Written by: Jim Tate
We have reflected in earlier posts the critical importance of achieving a high MIPS score. Reimbursement, practice value, and professional reputation are all directly impacted by a MIPS score. Here is yet another collateral impact of a MIPS score: the ability to obtain and maintain a loan. A tip of the hat to my friends in the healthcare finance business over at Grice, Pope and Associates who alerted me to this pearl of wisdom.
First, a little financial loan lesson from Wikipedia on the infamous debt service coverage ratio:
“The debt service coverage ratio (DSCR), also known as “debt coverage ratio” (DCR), is the ratio of cash available for debt servicing to interest, principal and lease payments. It is a popular benchmark used in the measurement of an entity’s (person or corporation) ability to produce enough cash to cover its debt (including lease) payments. The higher this ratio is, the easier it is to obtain a loan. The phrase is also used in commercial banking and may be expressed as a minimum ratio that is acceptable to a lender; it may be a loan condition. Breaching a DSCR covenant can, in some circumstances, be an act of default.”
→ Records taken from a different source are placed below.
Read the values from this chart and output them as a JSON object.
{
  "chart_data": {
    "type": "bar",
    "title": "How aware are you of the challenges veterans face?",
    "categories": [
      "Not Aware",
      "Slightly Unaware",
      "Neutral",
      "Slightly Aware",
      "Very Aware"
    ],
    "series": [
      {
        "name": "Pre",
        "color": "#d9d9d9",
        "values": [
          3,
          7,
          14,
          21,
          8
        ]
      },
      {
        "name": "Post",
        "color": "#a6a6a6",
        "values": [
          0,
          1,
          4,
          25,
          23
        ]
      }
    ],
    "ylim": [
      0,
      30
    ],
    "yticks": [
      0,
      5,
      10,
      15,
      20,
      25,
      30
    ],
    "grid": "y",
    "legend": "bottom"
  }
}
So there you have it. The DSCR is based on the documented ability to have enough cash flow to repay a loan. Although there is variation among lenders, a DSCR greater than 1.2 is good enough to obtain a loan. Many providers and practices will find if they are below 1.2 they will have difficulty getting a loan. If your cash available to service a loan should drop, as might occur when a low MIPS score suddenly triggers a reduction in Part B reimbursement, you might be in trouble. You could face difficulty in obtaining a new loan. Even worse, if you have an existing loan with DSCR covenant, you could immediately be in default. In 2019 potential Part B negative adjustments can be up to 4% and will increase 9% in 2022. Forewarned is forearmed.